Aquellos años fueron sin duda una época convulsa, en la que con frecuencia se imponía el sectarismo y el interés partidista sobre la eficacia en la gestión pública y la consecución del bien común. En su comentario “El Oasis y sus alrededores”, publicado en La Veu de Catalunya el 6 de julio de 1936, Brunet explicaba que se refería al oasis de forma metafórica, al comparar la situación sociopolítica de Cataluña con la del resto de España, que “permitía esperar que no sería difícil convertir este país en un oasis”. Cierra su comentario con un toque de realismo: “Si Cataluña es un oasis, señal que los señores del Frente Popular admiten que el país circundante es incómodo y anarquizado. No es lícito, pues, diría yo, continuar haciendo apología del oasis. Porque, ni Cataluña es un oasis, ni los izquierdistas tienen derecho a dar a entender que más allá de este supuesto oasis no se puede vivir”.
Sin embargo, las referencias recientes al oasis catalán se centran sobre todo en el “aquí no pasa nada” que subyace en la impunidad con la que los poderes públicos de Cataluña han ido acrecentando la desafección de y a España al tiempo que creaban la nació catalana, apoyada en una acción política de espaldas a la realidad social que tiene su parangón en el recurrido nuevo Estatuto y su desarrollo legislativo. El mayor exponente de esta nueva acepción del oasis catalán lo tenemos en el editorial conjunto “La dignidad de Cataluña”, publicado por los principales periódicos catalanes el 26 de noviembre de 2009.
Pese a la efectividad en el adoctrinamiento nacionalista, apoyado convenientemente en el sistema educativo, tanto público como privado, en el centro del oasis se escuchan algunas voces discordantes, entre las que destaca por su claridad y coherencia la de Ciutadans (C’s). A lo largo de esta legislatura, en el Parlament de Catalunya se ha podido oír la voz de muchos catalanes que no comulgan con la rueda de molino que representa el nacionalismo militante que defienden los partidos políticos integrados en lo que se ha dado en llamar el establishment o el PUC (Partido Único Catalán), a saber, CiU, PSC, ERC e ICV-EUiA. No es que por el estrado del hemiciclo hayan pasado un sinfín de ciudadanos de a pie. Es que se ha oído fuerte y clara la voz de C’s, de boca de sus parlamentarios, encabezados por Albert Rivera.

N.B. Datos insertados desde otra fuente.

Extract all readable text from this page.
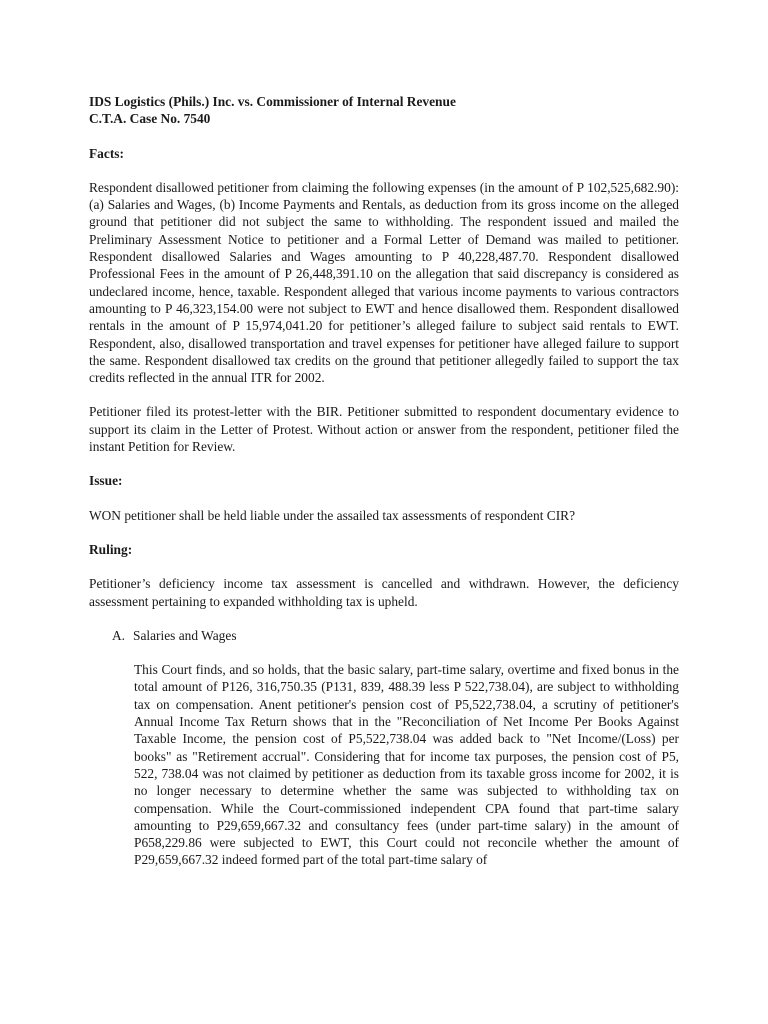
IDS Logistics (Phils.) Inc. vs. Commissioner of Internal Revenue
C.T.A. Case No. 7540
Facts:

Respondent disallowed petitioner from claiming the following expenses (in the amount of P 102,525,682.90): (a) Salaries and Wages, (b) Income Payments and Rentals, as deduction from its gross income on the alleged ground that petitioner did not subject the same to withholding. The respondent issued and mailed the Preliminary Assessment Notice to petitioner and a Formal Letter of Demand was mailed to petitioner. Respondent disallowed Salaries and Wages amounting to P 40,228,487.70. Respondent disallowed Professional Fees in the amount of P 26,448,391.10 on the allegation that said discrepancy is considered as undeclared income, hence, taxable. Respondent alleged that various income payments to various contractors amounting to P 46,323,154.00 were not subject to EWT and hence disallowed them. Respondent disallowed rentals in the amount of P 15,974,041.20 for petitioner’s alleged failure to subject said rentals to EWT. Respondent, also, disallowed transportation and travel expenses for petitioner have alleged failure to support the same. Respondent disallowed tax credits on the ground that petitioner allegedly failed to support the tax credits reflected in the annual ITR for 2002.

Petitioner filed its protest-letter with the BIR. Petitioner submitted to respondent documentary evidence to support its claim in the Letter of Protest. Without action or answer from the respondent, petitioner filed the instant Petition for Review.

Issue:

WON petitioner shall be held liable under the assailed tax assessments of respondent CIR?

Ruling:

Petitioner’s deficiency income tax assessment is cancelled and withdrawn. However, the deficiency assessment pertaining to expanded withholding tax is upheld.

A. Salaries and Wages

This Court finds, and so holds, that the basic salary, part-time salary, overtime and fixed bonus in the total amount of P126, 316,750.35 (P131, 839, 488.39 less P 522,738.04), are subject to withholding tax on compensation. Anent petitioner's pension cost of P5,522,738.04, a scrutiny of petitioner's Annual Income Tax Return shows that in the "Reconciliation of Net Income Per Books Against Taxable Income, the pension cost of P5,522,738.04 was added back to "Net Income/(Loss) per books" as "Retirement accrual". Considering that for income tax purposes, the pension cost of P5, 522, 738.04 was not claimed by petitioner as deduction from its taxable gross income for 2002, it is no longer necessary to determine whether the same was subjected to withholding tax on compensation. While the Court-commissioned independent CPA found that part-time salary amounting to P29,659,667.32 and consultancy fees (under part-time salary) in the amount of P658,229.86 were subjected to EWT, this Court could not reconcile whether the amount of P29,659,667.32 indeed formed part of the total part-time salary of
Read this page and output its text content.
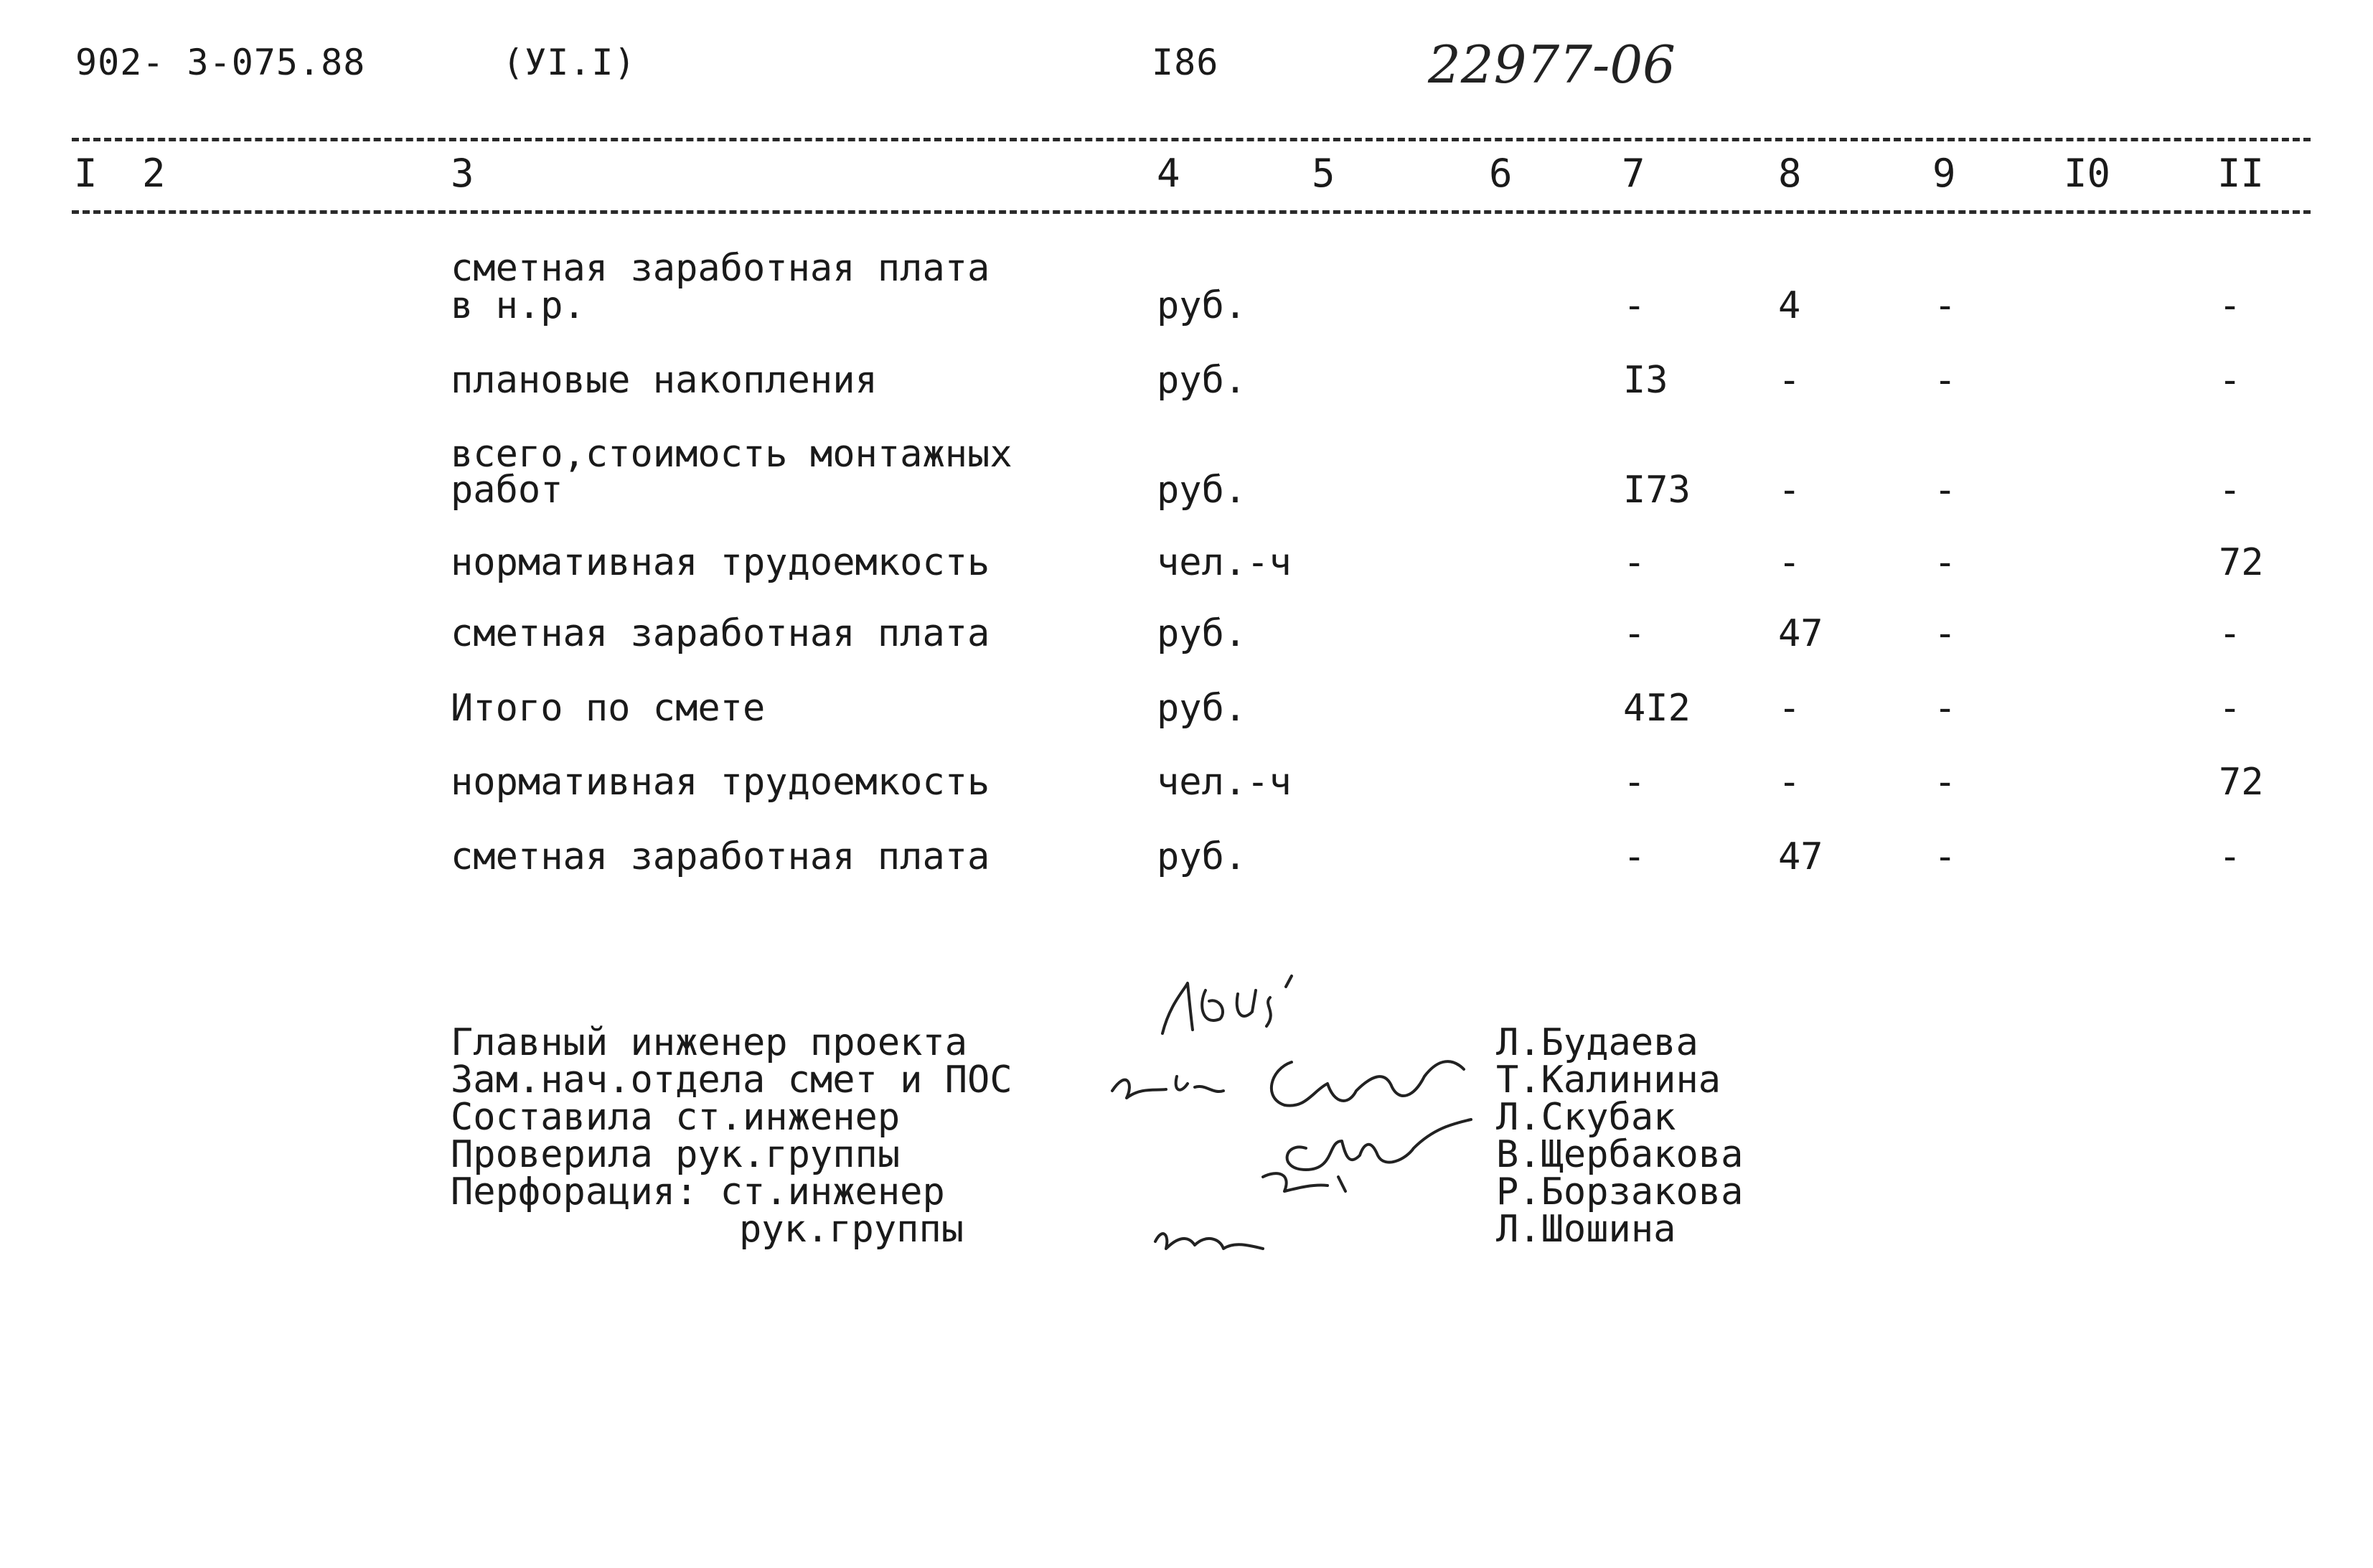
902- 3-075.88	(УI.I)	I86	22977-06
I 2	3	4	5	6	7	8	9	I0	II
сметная заработная плата
в н.р.	руб.	-	4	-	-
плановые накопления	руб.	I3	-	-	-
всего,стоимость монтажных
работ	руб.	I73 -	-	-
нормативная трудоемкость	чел.-ч	-	-	-	72
сметная заработная плата	руб.	-	47	-	-
Итого по смете	руб.	4I2 -	-	-
нормативная трудоемкость	чел.-ч	-	-	-	72
сметная заработная плата	руб.	-	47	-	-
Главный инженер проекта
Зам.нач.отдела смет и ПОС
Составила ст.инженер
Проверила рук.группы
Перфорация: ст.инженер
рук.группы
Л.Будаева
Т.Калинина
Л.Скубак
В.Щербакова
Р.Борзакова
Л.Шошина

Ante el desparpajo y la claridad de ideas de C’s, al oasis sólo le queda un camino: propugnar el voto útil. En estos meses de precampaña, ante la proximidad de las elecciones autonómicas, previstas para el próximo mes de octubre, hemos visto, y sin duda seguiremos viendo, varios llamamientos al voto útil, mediante la publicación de encuestas a medida del titular periodístico que se quiere potenciar.
Porque la única garantía de mantener en funcionamiento el oasis catalán, tal y como lo entendemos en la actualidad, pasa por alejar las voces discordantes capaces de aplicar a la política la dosis requerida de realidad. Y los resortes del establishment trabajarán coordinados, ora porque el PSC no se hunda en sus encuestas, ora por asegurar a sus lectores que CiU tiene asegurado el triunfo electoral por una mayoría que hace posible que vuelva a gobernar, aunque sea a caballo del PP.
Veremos sin duda un sinfín de llamamientos al voto útil, en el que el medio de turno buscará siempre arrimar el ascua a su sardina. Pero hay que esperar que los catalanes, tras más de tres décadas de gobiernos de corte nacionalista, con una política corrupta y alejada de las necesidades reales de la ciudadanía, opten por decidir la utilidad de su voto y concluyan que el único voto útil es el que se otorga a quien es capaz de ser tu voz y de representar tus intereses, sin más servidumbre que el respeto a la democracia y la búsqueda continua y decidida del bien común.